Hundreds of US diplomats around the world are set to formally criticise President Donald Trump's immigration restrictions, officials tell the BBC.
A "dissent cable" has been drafted for senior state department officials.
The White House said those complaining should "get with the programme".
In the wake of Mr Trump's ban on nationals from seven Muslim-majority countries, ex-President Barack Obama has spoken out against discrimination "based on faith or religion".
In a statement his spokesman, Kevin Lewis, said Mr Obama was also "heartened" by the level of engagement taking place across the country.
'Get with it or go'
The draft text of the dissent cable seen by the BBC says that the immigration restrictions will not make the US safer, are un-American and will send the wrong message to the Muslim world.
Such cables are not that unusual but a State Department official said that the document had been signed by "hundreds" of people, which was described as "unprecedented".
President Trump issued the restrictions on Friday.
His executive order halted the entire US refugee programme for 120 days, indefinitely banned Syrian refugees and suspended all nationals from Iran, Iraq, Libya, Somalia, Sudan, Syria and Yemen for 90 days.
In other developments:
- The Council on American-Islamic Relations, a major advocacy group, says it has filed a lawsuit challenging the executive order
- Washington state's attorney general is also suing. Bob Ferguson was one of 16 state attorneys general who have said the order is unconstitutional. Tech firms Amazon, Expedia and Microsoft, based in the state, will reportedly explain how the order is impacting them
- Israeli Prime Minister Benjamin Netanyahu will visit the US on 15 February
- President Trump's Supreme Court nominee will be announced on Tuesday
White House press secretary Sean Spicer has again defended the policy changes. At a press conference he hit out at the diplomats and foreign service officers drafting the dissent cable.
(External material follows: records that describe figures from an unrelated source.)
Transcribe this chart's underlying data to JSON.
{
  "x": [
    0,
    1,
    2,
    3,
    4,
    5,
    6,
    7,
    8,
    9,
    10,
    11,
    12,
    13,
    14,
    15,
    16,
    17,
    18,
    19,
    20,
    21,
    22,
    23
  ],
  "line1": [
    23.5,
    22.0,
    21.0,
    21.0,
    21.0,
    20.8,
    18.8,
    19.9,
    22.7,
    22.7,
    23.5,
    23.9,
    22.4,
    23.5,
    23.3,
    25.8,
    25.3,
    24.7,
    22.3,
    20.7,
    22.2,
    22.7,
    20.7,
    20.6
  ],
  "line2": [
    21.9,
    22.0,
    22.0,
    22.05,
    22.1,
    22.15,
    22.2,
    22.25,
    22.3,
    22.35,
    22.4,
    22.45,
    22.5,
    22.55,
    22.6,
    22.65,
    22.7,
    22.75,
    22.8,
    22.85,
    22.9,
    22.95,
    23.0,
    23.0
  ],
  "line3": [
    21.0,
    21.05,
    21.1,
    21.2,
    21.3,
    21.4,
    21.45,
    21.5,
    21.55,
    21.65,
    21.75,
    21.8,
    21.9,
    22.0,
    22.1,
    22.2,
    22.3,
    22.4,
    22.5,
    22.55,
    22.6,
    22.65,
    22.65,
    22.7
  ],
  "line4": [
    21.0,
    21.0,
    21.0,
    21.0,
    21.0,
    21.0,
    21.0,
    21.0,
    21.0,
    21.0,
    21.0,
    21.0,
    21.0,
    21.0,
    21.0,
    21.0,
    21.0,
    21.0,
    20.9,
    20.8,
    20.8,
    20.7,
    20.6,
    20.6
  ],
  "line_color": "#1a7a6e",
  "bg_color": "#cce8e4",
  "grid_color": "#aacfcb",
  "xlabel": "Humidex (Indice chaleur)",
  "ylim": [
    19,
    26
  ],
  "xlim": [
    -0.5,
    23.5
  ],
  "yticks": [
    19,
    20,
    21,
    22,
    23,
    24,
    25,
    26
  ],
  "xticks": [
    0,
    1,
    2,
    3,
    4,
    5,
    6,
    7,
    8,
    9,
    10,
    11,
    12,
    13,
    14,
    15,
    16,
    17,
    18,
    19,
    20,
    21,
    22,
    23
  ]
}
"Again, you talk about, in a 24-hour period, 325,000 people from other countries flew in through our airports and we're talking about 109 people from seven countries that the Obama administration identified," he told reporters.
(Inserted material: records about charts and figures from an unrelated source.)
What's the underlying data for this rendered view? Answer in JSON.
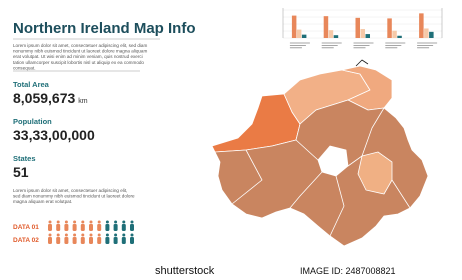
{
  "header": {
    "title": "Northern Ireland Map Info"
  },
  "intro": {
    "lines": [
      "Lorem ipsum dolor sit amet, consectetuer adipiscing elit, sed diam",
      "nonummy nibh euismod tincidunt ut laoreet dolore magna aliquam",
      "erat volutpat. Ut wisi enim ad minim veniam, quis nostrud exerci",
      "tation ullamcorper suscipit lobortis nisl ut aliquip ex ea commodo",
      "consequat."
    ]
  },
  "stats": [
    {
      "label": "Total Area",
      "value": "8,059,673",
      "unit": "km"
    },
    {
      "label": "Population",
      "value": "33,33,00,000"
    },
    {
      "label": "States",
      "value": "51"
    }
  ],
  "outro": {
    "lines": [
      "Lorem ipsum dolor sit amet, consectetuer adipiscing elit,",
      "sed diam nonummy nibh euismod tincidunt ut laoreet dolore",
      "magna aliquam erat volutpat."
    ]
  },
  "data_rows": [
    "DATA 01",
    "DATA 02"
  ],
  "chart_data": {
    "type": "bar",
    "ylim": [
      0,
      100
    ],
    "series": [
      {
        "color": "#e8875a",
        "values": [
          80,
          78,
          72,
          70,
          88
        ]
      },
      {
        "color": "#f6c9a8",
        "values": [
          30,
          28,
          32,
          26,
          34
        ]
      },
      {
        "color": "#1f6f78",
        "values": [
          12,
          10,
          14,
          8,
          22
        ]
      }
    ]
  },
  "watermark": {
    "brand": "shutterstock",
    "id": "IMAGE ID: 2487008821"
  }
}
"And these career bureaucrats have a problem with it? I think they should either get with the programme or they can go."
News of the complaint from US diplomats comes amid international condemnation of the new policies. The White House has defended the restrictions as necessary safety measures.
The cable seen by the BBC says the "knee-jerk" restrictions will "sour relations" with the Muslim world and alienate countries that help in the fight against terrorism.
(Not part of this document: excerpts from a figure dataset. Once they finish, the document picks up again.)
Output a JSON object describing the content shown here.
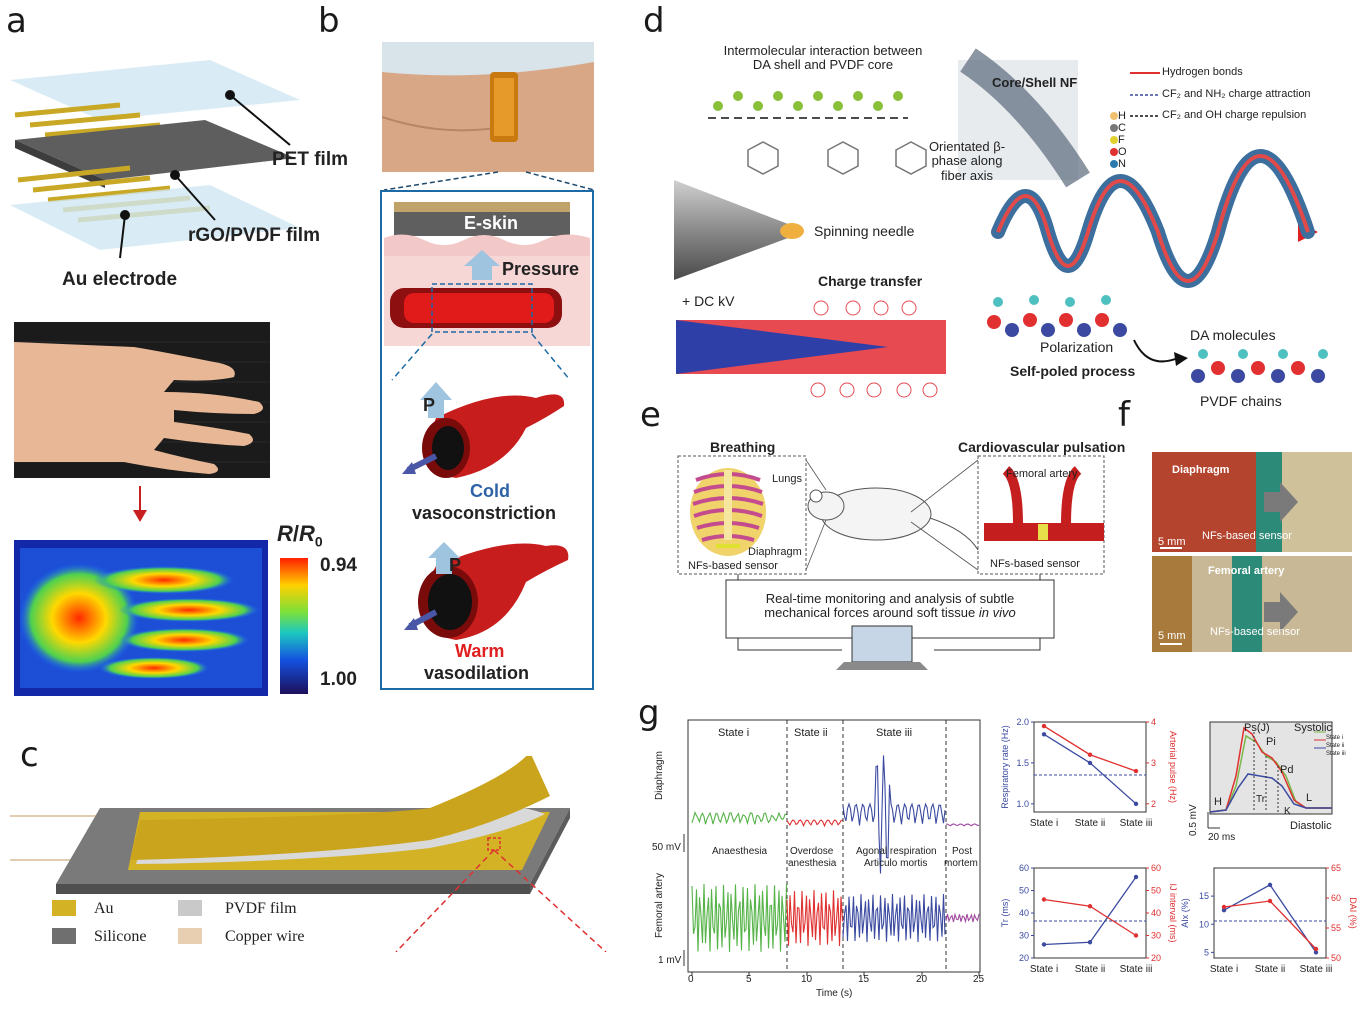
{
  "panels": [
    "a",
    "b",
    "c",
    "d",
    "e",
    "f",
    "g"
  ],
  "a": {
    "pet_film": "PET film",
    "rgo_film": "rGO/PVDF film",
    "au_electrode": "Au electrode",
    "colorbar_title_r": "R",
    "colorbar_title_slash": "/",
    "colorbar_title_r0": "R",
    "colorbar_title_sub": "0",
    "colorbar_max": "0.94",
    "colorbar_min": "1.00"
  },
  "b": {
    "eskin": "E-skin",
    "pressure": "Pressure",
    "p1": "P",
    "p2": "P",
    "cold": "Cold",
    "vasoconstriction": "vasoconstriction",
    "warm": "Warm",
    "vasodilation": "vasodilation"
  },
  "c": {
    "legend": [
      "Au",
      "PVDF film",
      "Silicone",
      "Copper wire"
    ],
    "colors": {
      "au": "#d4b226",
      "pvdf": "#c9c9c9",
      "silicone": "#6f6f6f",
      "copper": "#e8cfb2"
    }
  },
  "d": {
    "intermolecular_line1": "Intermolecular interaction between",
    "intermolecular_line2": "DA shell and PVDF core",
    "core_shell": "Core/Shell NF",
    "legend_hydrogen": "Hydrogen bonds",
    "legend_attraction": "CF₂ and NH₂ charge attraction",
    "legend_repulsion": "CF₂ and OH charge repulsion",
    "atoms": [
      "H",
      "C",
      "F",
      "O",
      "N"
    ],
    "oriented_line1": "Orientated β-",
    "oriented_line2": "phase along",
    "oriented_line3": "fiber axis",
    "spinning_needle": "Spinning needle",
    "dc_kv": "+ DC kV",
    "charge_transfer": "Charge transfer",
    "polarization": "Polarization",
    "self_poled": "Self-poled process",
    "da_molecules": "DA molecules",
    "pvdf_chains": "PVDF chains"
  },
  "e": {
    "breathing": "Breathing",
    "cardio": "Cardiovascular pulsation",
    "lungs": "Lungs",
    "diaphragm": "Diaphragm",
    "nfs_sensor_left": "NFs-based sensor",
    "femoral_artery": "Femoral artery",
    "nfs_sensor_right": "NFs-based sensor",
    "monitor_line1": "Real-time monitoring and analysis of subtle",
    "monitor_line2": "mechanical forces around soft tissue ",
    "monitor_italic": "in vivo"
  },
  "f": {
    "diaphragm": "Diaphragm",
    "nfs_top": "NFs-based sensor",
    "scale_top": "5 mm",
    "femoral": "Femoral artery",
    "nfs_bottom": "NFs-based sensor",
    "scale_bottom": "5 mm"
  },
  "g": {
    "states": [
      "State i",
      "State ii",
      "State iii"
    ],
    "diaphragm_ylabel": "Diaphragm",
    "femoral_ylabel": "Femoral artery",
    "scale_50mv": "50 mV",
    "scale_1mv": "1 mV",
    "phase_labels": [
      "Anaesthesia",
      "Overdose",
      "anesthesia",
      "Agonal respiration",
      "Articulo mortis",
      "Post",
      "mortem"
    ],
    "xlabel": "Time (s)",
    "xticks": [
      "0",
      "5",
      "10",
      "15",
      "20",
      "25"
    ],
    "scale_05mv": "0.5 mV",
    "scale_20ms": "20 ms",
    "pulse_labels": [
      "Ps(J)",
      "Pi",
      "Pd",
      "Tr",
      "K",
      "L",
      "H",
      "Systolic",
      "Diastolic"
    ],
    "pulse_legend": [
      "State i",
      "State ii",
      "State iii"
    ]
  },
  "chart_data": [
    {
      "type": "line",
      "categories": [
        "State i",
        "State ii",
        "State iii"
      ],
      "series": [
        {
          "name": "Respiratory rate (Hz)",
          "values": [
            1.85,
            1.5,
            1.0
          ],
          "color": "#3b4aa0"
        },
        {
          "name": "Arterial pulse (Hz)",
          "values": [
            3.9,
            3.2,
            2.8
          ],
          "color": "#e03030"
        }
      ],
      "ylabel": "Respiratory rate (Hz)",
      "ylim": [
        0.9,
        2.0
      ],
      "yticks": [
        "1.0",
        "1.5",
        "2.0"
      ],
      "y2label": "Arterial pulse (Hz)",
      "y2lim": [
        1.8,
        4.0
      ],
      "y2ticks": [
        "2",
        "3",
        "4"
      ]
    },
    {
      "type": "line",
      "categories": [
        "State i",
        "State ii",
        "State iii"
      ],
      "series": [
        {
          "name": "Tr (ms)",
          "values": [
            26,
            27,
            56
          ],
          "color": "#3b4aa0"
        },
        {
          "name": "IJ interval (ms)",
          "values": [
            46,
            43,
            30
          ],
          "color": "#e03030"
        }
      ],
      "ylabel": "Tr (ms)",
      "ylim": [
        20,
        60
      ],
      "yticks": [
        "20",
        "30",
        "40",
        "50",
        "60"
      ],
      "y2label": "IJ interval (ms)",
      "y2lim": [
        20,
        60
      ],
      "y2ticks": [
        "20",
        "30",
        "40",
        "50",
        "60"
      ]
    },
    {
      "type": "line",
      "categories": [
        "State i",
        "State ii",
        "State iii"
      ],
      "series": [
        {
          "name": "AIx (%)",
          "values": [
            12.5,
            17,
            5
          ],
          "color": "#3b4aa0"
        },
        {
          "name": "DAI (%)",
          "values": [
            58.5,
            59.5,
            51.5
          ],
          "color": "#e03030"
        }
      ],
      "ylabel": "AIx (%)",
      "ylim": [
        4,
        20
      ],
      "yticks": [
        "5",
        "10",
        "15"
      ],
      "y2label": "DAI (%)",
      "y2lim": [
        50,
        65
      ],
      "y2ticks": [
        "50",
        "55",
        "60",
        "65"
      ]
    }
  ]
}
It notes that most terror attacks in the US have been committed by US-born or naturalised citizens and compares the new measures to restrictions on Japanese-Americans during World War Two.
"The end result of this ban will not be a drop in terror attacks in the United States; rather, it will be a drop in international goodwill towards Americans and a threat towards our economy," the cable, which may be an earlier draft, says.
The White House has said the new rules do not equate to a ban on Muslims entering the US and that the restrictions will be lifted once new security measures are put in place.
The cable, signed by dozens of diplomats, is expected to be formally sent later on Monday through what is called the "dissent channel", the Associated Press reports, quoting anonymous US officials.
The dissent channel was set up in the 1970s to allow diplomats in the field to convey concerns to senior state department officials in Washington.
Last year more than 50 diplomats used the channel to express concern over US policy in Syria to the Obama administration, the New York Times reports.
Mr Obama's statement is the first he has released since leaving the White House.
"Citizens exercising their constitutional right to assemble, organise and have their voices heard by their elected officials is exactly what we expect to see when American values are at stake," it says.
He had earlier said that he may speak out after leaving office if he felt Mr Trump was threatening core American values.
By convention, former presidents tend to leave the political fray and avoid commenting on their successors.
Foreign leaders have been hitting out at the ban, which has caused chaos at airports in the US and created confusion for thousands of people travelling to the country.
UN human rights chief Zeid Ra'ad al-Hussein said the ban was "mean-spirited and wastes resources needed for proper counter-terrorism".
Although the White House says only 109 people have been detained for extra questioning, a Department of Homeland Security official told ABC News there were 735 "encounters" related to the executive order as of Sunday evening.
In the UK, more than a million people have signed a petition to stop Donald Trump's planned state visit later this year.
Protests have taken place in London and other cities.